Why am I so important that my goal in life should be my own personal happiness? Is that what life is about? The truth is that we live in a society where the individual ego is at the forefront, where each individual is taught to serve his or herself and that “me” is the most important person in the world. Striving to achieve wealth, success and happiness for myself should not be my primary goal.

Another part of our culture that we should be encouraged to avoid is the consumer culture. I want what I want. I have to wear the right clothes to fit in. I have to keep up with the Joneses. I want a Vegematic. I want a Pocket Fisherman. I want a handy appliance that'll scramble an egg while it's still inside its shell. Our culture has us working jobs we don’t like and/or going into debt to buy things we don’t need.

But the Bible teaches something different.

Romans 12: “Therefore, I urge you, brothers, in view of God's mercy, to offer your bodies as living sacrifices, holy and pleasing to God—this is your spiritual act of worship. Do not conform any longer to the pattern of this world, but be transformed by the renewing of your mind. Then you will be able to test and approve what God's will is—his good, pleasing and perfect will. For by the grace given me I say to every one of you: Do not think of yourself more highly than you ought, but rather think of yourself with sober judgment, in accordance with the measure of faith God has given you.

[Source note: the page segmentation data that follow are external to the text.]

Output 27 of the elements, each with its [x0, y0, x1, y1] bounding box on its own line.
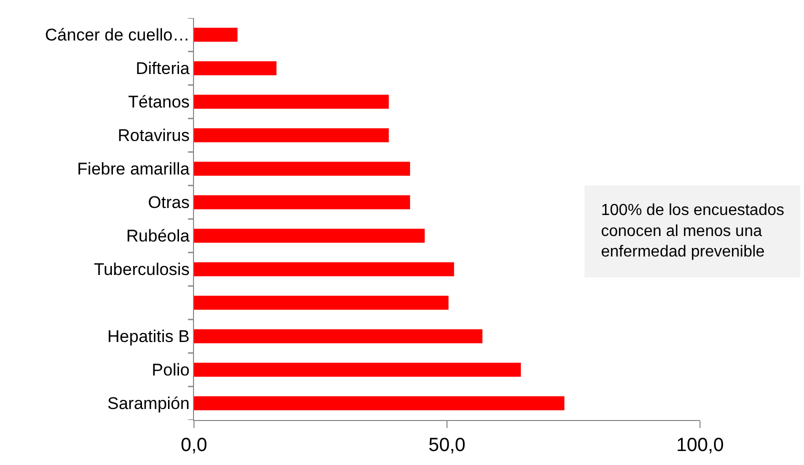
bar	[194, 329, 482, 344]
bar	[194, 28, 238, 42]
y-tick-label: Otras	[148, 193, 190, 212]
y-tick-label: Polio	[152, 360, 190, 380]
bar	[194, 195, 410, 210]
bar	[194, 296, 449, 310]
y-tick-label: Difteria	[136, 59, 190, 78]
y-tick-label: Cáncer de cuello…	[45, 26, 190, 45]
y-tick-label: Rotavirus	[118, 126, 190, 146]
y-tick-label: Hepatitis B	[107, 327, 190, 346]
y-tick-label: Fiebre amarilla	[77, 160, 190, 179]
bar	[194, 362, 521, 377]
y-tick-label: Rubéola	[126, 226, 190, 246]
bar	[194, 128, 389, 142]
bar	[194, 262, 454, 276]
bar	[194, 61, 276, 76]
bar	[194, 228, 425, 243]
y-tick-label: Tétanos	[128, 92, 190, 112]
bar	[194, 94, 389, 109]
y-tick-label: Tuberculosis	[94, 260, 190, 280]
x-tick-label: 0,0	[180, 434, 208, 456]
bar	[194, 162, 410, 176]
bar	[194, 396, 564, 410]
y-tick-label: Sarampión	[107, 394, 190, 414]
x-tick-label: 50,0	[428, 434, 466, 456]
annotation: 100% de los encuestados conocen al menos una enfermedad prevenible	[601, 202, 784, 261]
x-tick-label: 100,0	[676, 434, 724, 456]
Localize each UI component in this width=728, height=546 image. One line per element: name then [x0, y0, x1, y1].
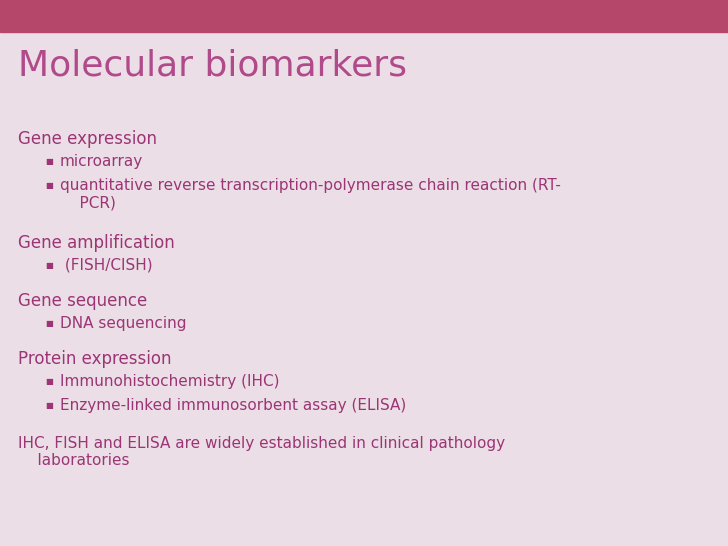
Text: microarray: microarray [60, 154, 143, 169]
Text: Molecular biomarkers: Molecular biomarkers [18, 48, 407, 82]
Text: quantitative reverse transcription-polymerase chain reaction (RT-
    PCR): quantitative reverse transcription-polym… [60, 178, 561, 210]
Text: ■: ■ [45, 181, 53, 190]
Text: ■: ■ [45, 261, 53, 270]
Text: Gene expression: Gene expression [18, 130, 157, 148]
Text: DNA sequencing: DNA sequencing [60, 316, 186, 331]
Text: ■: ■ [45, 401, 53, 410]
Text: ■: ■ [45, 319, 53, 328]
Text: ■: ■ [45, 157, 53, 166]
Bar [0, 0, 728, 32]
Text: Immunohistochemistry (IHC): Immunohistochemistry (IHC) [60, 374, 280, 389]
Text: Gene sequence: Gene sequence [18, 292, 147, 310]
Text: Protein expression: Protein expression [18, 350, 172, 368]
Text: ■: ■ [45, 377, 53, 386]
Text: Enzyme-linked immunosorbent assay (ELISA): Enzyme-linked immunosorbent assay (ELISA… [60, 398, 406, 413]
Text: Gene amplification: Gene amplification [18, 234, 175, 252]
Text: IHC, FISH and ELISA are widely established in clinical pathology
    laboratorie: IHC, FISH and ELISA are widely establish… [18, 436, 505, 468]
Text: (FISH/CISH): (FISH/CISH) [60, 258, 153, 273]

Just as each of us has one body with many members, and these members do not all have the same function, so in Christ we who are many form one body, and each member belongs to all the others.”

Philippians 2: “Do nothing out of selfish ambition or vain conceit, but in humility consider others better than yourselves. Each of you should look not only to your own interests, but also to the interests of others. Your attitude should be the same as that of Christ Jesus: Who, being in very nature God, did not consider equality with God something to be grasped, but made himself nothing, taking the very nature of a servant, being made in human likeness. And being found in appearance as a man, he humbled himself and became obedient to death— even death on a cross!”

The Bible teaches that we should NOT seek our own interests of personal happiness and wealth. Look not only to your own interests but also to the interests of others. Don’t think of yourself more highly than you ought. Think of yourself as a member of one body with many members each member belonging to the others. And consider others better than yourself.

The President was right. We can do better than what our culture instructs us.